Fen bilimleri öğretmeni Göksu Sarı, Antep’te girdiği mülakatta sorulara doğru cevap verdiğinden emin olduğunu söylüyor: “Herhangi bir saygısızlığım olmadı. Zaten mülakatta soruların cevapları dahi dinlenmedi. Sorulardan iki tanesi yoruma dayalıydı. Bu şekilde eleme yapılması insafsızca. Bu yüzden gezmediğim adliye, emniyet kalmadı. Acaba davam mı var diye. Ben kredi kartı bile kullanmıyorum. Çözümleyemedim inanın.” KPSS’ye hazırlık döneminde çocuğuna kayınvalidesinin baktığını sözlerine ekleyen Sarı, yıllardır hazırlandığı KPSS’den bu sene umutlu olduğunu, “Bir günümü bile boşa geçirmedim, bayramda seyranda misafirlerle ilgilenmedim, öyle hazırlandım” diyerek anlatıyor. Sarı, mülakatta sorulan soruları da şöyle açıklıyor: “Ortalama 3-4 dakika sürdü. Kendi alanımla ilgili soru soruldu. ‘Alanınızı teknolojiye nasıl uyarlarsınız?’ sorusunu yanıtlamam istendi. Ben uzun yıllardır özelde öğretmenlik yapıyorum, cevabını verdim ama soruların cevapları bile dinlenmedi.” Alanında 706 atama yapılacak Sarı, Türkiye'de 107. olduğunu söyleyerek, torpil iddialarıyla ilgili yorum yapamadığını belirtiyor.

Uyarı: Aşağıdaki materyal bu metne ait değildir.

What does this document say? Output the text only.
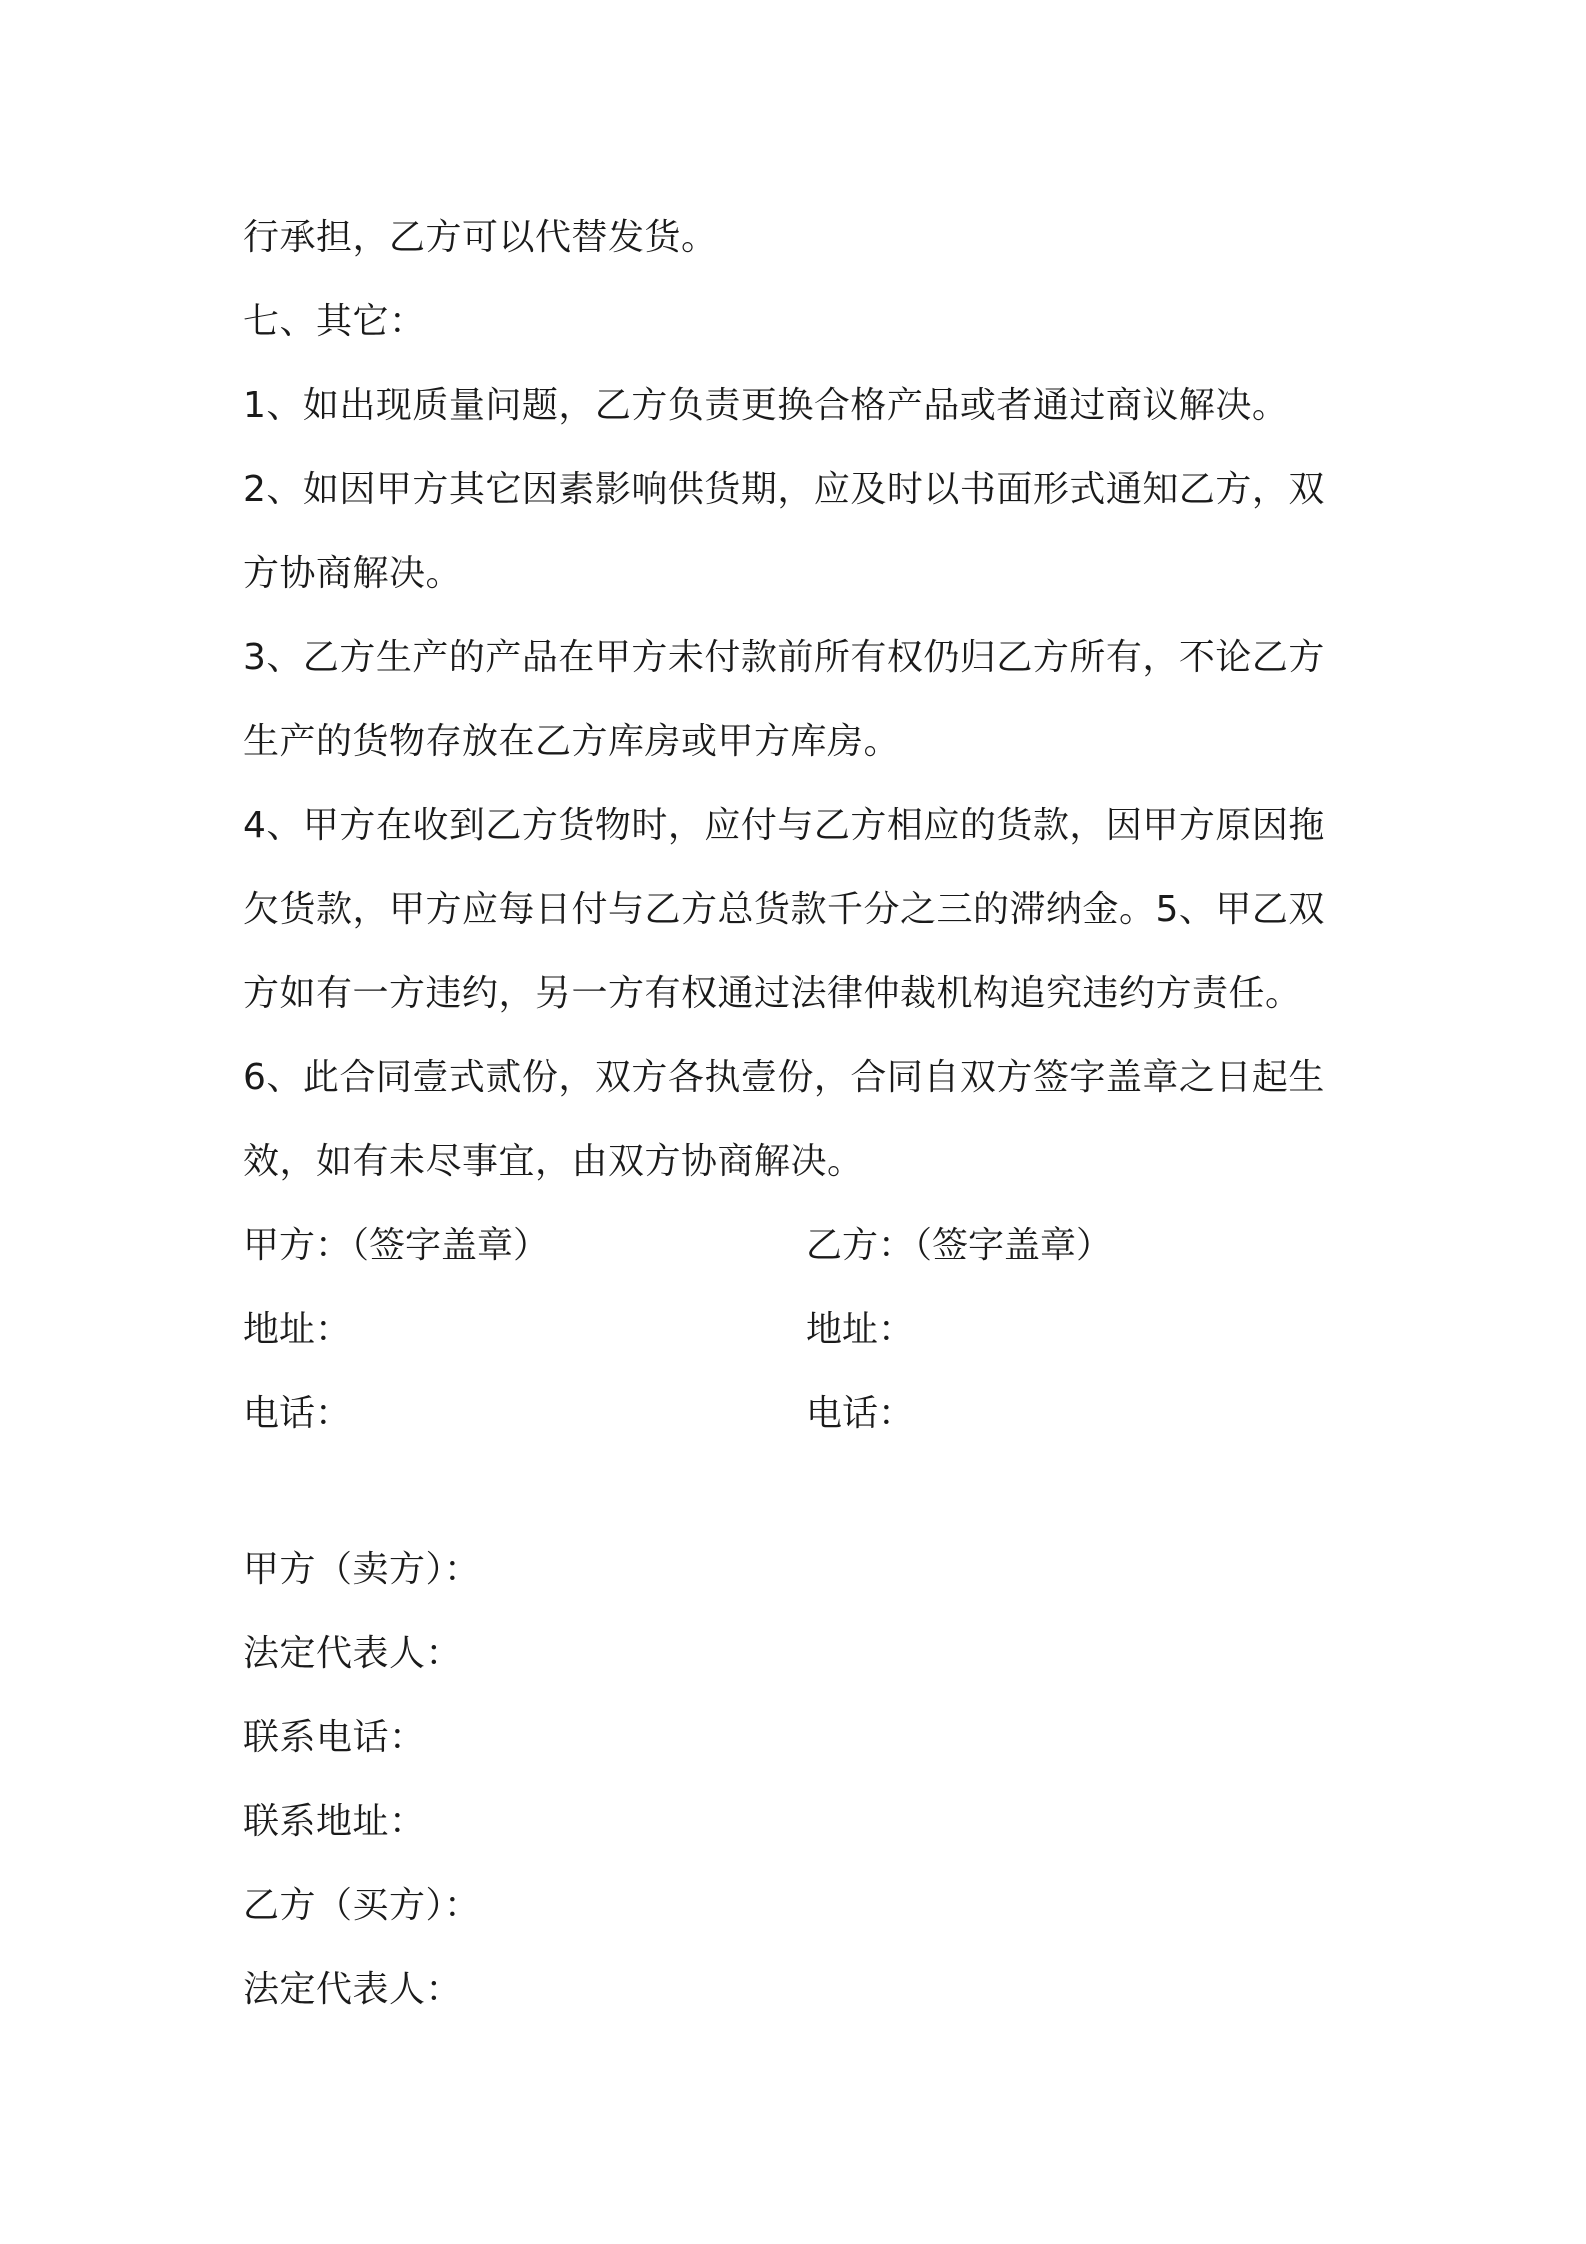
行承担，乙方可以代替发货。
七、其它：
1、如出现质量问题，乙方负责更换合格产品或者通过商议解决。
2、如因甲方其它因素影响供货期，应及时以书面形式通知乙方，双
方协商解决。
3、乙方生产的产品在甲方未付款前所有权仍归乙方所有，不论乙方
生产的货物存放在乙方库房或甲方库房。
4、甲方在收到乙方货物时，应付与乙方相应的货款，因甲方原因拖
欠货款，甲方应每日付与乙方总货款千分之三的滞纳金。5、甲乙双
方如有一方违约，另一方有权通过法律仲裁机构追究违约方责任。
6、此合同壹式贰份，双方各执壹份，合同自双方签字盖章之日起生
效，如有未尽事宜，由双方协商解决。
甲方：（签字盖章）	乙方：（签字盖章）
地址：	地址：
电话：	电话：
甲方（卖方）：
法定代表人：
联系电话：
联系地址：
乙方（买方）：
法定代表人：
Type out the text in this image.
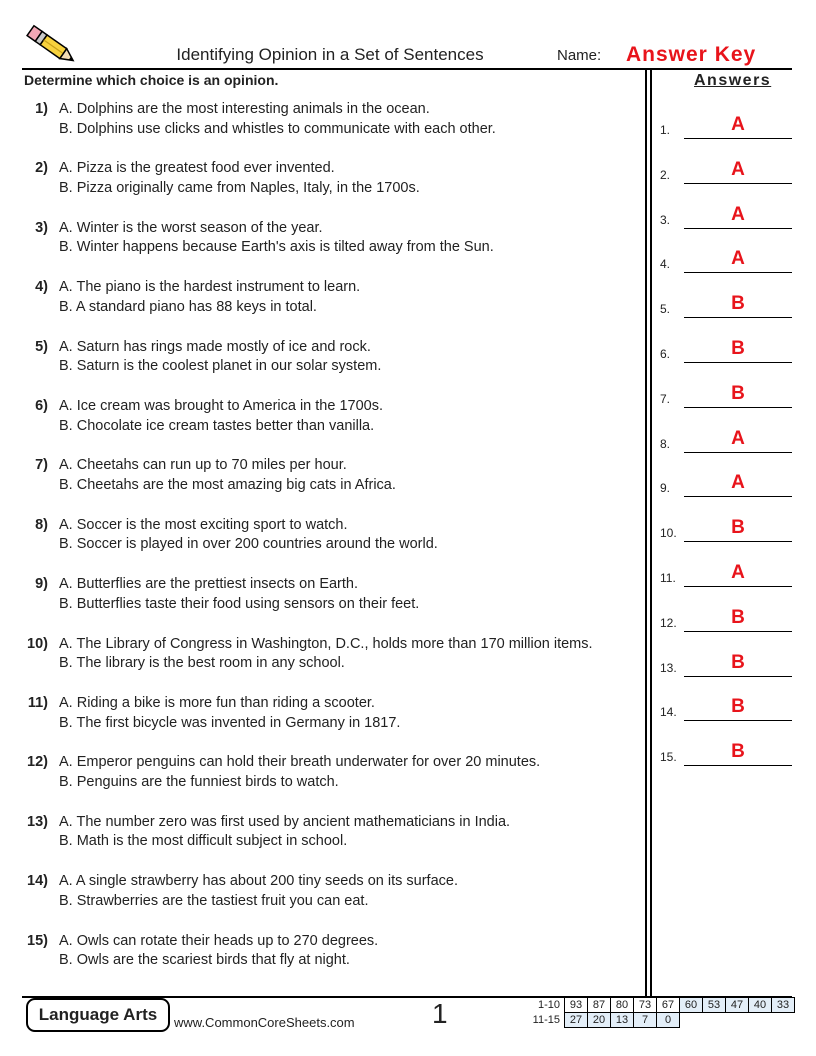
Identifying Opinion in a Set of Sentences	Name: Answer Key
Determine which choice is an opinion.	Answers
1) A. Dolphins are the most interesting animals in the ocean.
B. Dolphins use clicks and whistles to communicate with each other.
2) A. Pizza is the greatest food ever invented.
B. Pizza originally came from Naples, Italy, in the 1700s.
3) A. Winter is the worst season of the year.
B. Winter happens because Earth's axis is tilted away from the Sun.
4) A. The piano is the hardest instrument to learn.
B. A standard piano has 88 keys in total.
5) A. Saturn has rings made mostly of ice and rock.
B. Saturn is the coolest planet in our solar system.
6) A. Ice cream was brought to America in the 1700s.
B. Chocolate ice cream tastes better than vanilla.
7) A. Cheetahs can run up to 70 miles per hour.
B. Cheetahs are the most amazing big cats in Africa.
8) A. Soccer is the most exciting sport to watch.
B. Soccer is played in over 200 countries around the world.
9) A. Butterflies are the prettiest insects on Earth.
B. Butterflies taste their food using sensors on their feet.
10) A. The Library of Congress in Washington, D.C., holds more than 170 million items.
B. The library is the best room in any school.
11) A. Riding a bike is more fun than riding a scooter.
B. The first bicycle was invented in Germany in 1817.
12) A. Emperor penguins can hold their breath underwater for over 20 minutes.
B. Penguins are the funniest birds to watch.
13) A. The number zero was first used by ancient mathematicians in India.
B. Math is the most difficult subject in school.
14) A. A single strawberry has about 200 tiny seeds on its surface.
B. Strawberries are the tastiest fruit you can eat.
15) A. Owls can rotate their heads up to 270 degrees.
B. Owls are the scariest birds that fly at night.
1.	A
2.	A
3.	A
4.	A
5.	B
6.	B
7.	B
8.	A
9.	A
10.	B
11.	A
12.	B
13.	B
14.	B
15.	B
Language Arts	www.CommonCoreSheets.com	1	1-10	93	87	80	73	67	60	53	47	40	33
11-15	27	20	13	7	0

‘KESİNLİKLE TORPİL OLDUĞUNU DÜŞÜNÜYORUM’

Matematik öğretmeni Sema Taştekin, mülakata Malatya'da girdi. KPSS’de kendi alanındaki 75 sorudan 60 soruyu doğru cevapladığını anlatan Taştekin, kendi alanında başarılı olduğunu düşünüyor. Taştekin, yaklaşık 10 yıldır kolejlerde öğretmenlik yaptığını sözlerine ekleyerek, kamuya atanmada umutlu olduğunu belirtiyor. Kendisinin 60 net yapmasına rağmen 45 net yapanların atanmasını anlamadığını ifade ediyor Taştekin, “Kesinlikle torpil olduğunu düşünüyorum” diyor. Mülakatta ‘Türkiye'deki ilk yakıt fabrikası nerede?’ sorusuna cevap verilmesi istenen Taştekin, sorulara doğru cevap vermesine rağmen mülakattan 58 puan almasını şöyle anlatıyor: “Mülakattan kalmak aklımın ucundan geçmiyordu. Biz puanı düşürülenleri görüyoruz. Puanı yükseltilenleri de görmek isterim. Benim atanmamam mümkün değildi.”

Taştekin, itiraz dilekçesi yazarak dava süreci başlatacağını da ekliyor: “Özelde iyi kazanıyordum. Devlete atanıp, çocuklarıma vakit ayırmak istedim. İşimi bıraktım bu süreçte. Bu kadar emek bir çırpıda çöpe atıldı. Sicilim temiz olmasına rağmen ben kendimi kanıtlamaya çalışıyorum. Bir sendikaya, siyasi partiye üyeliğim de yok.”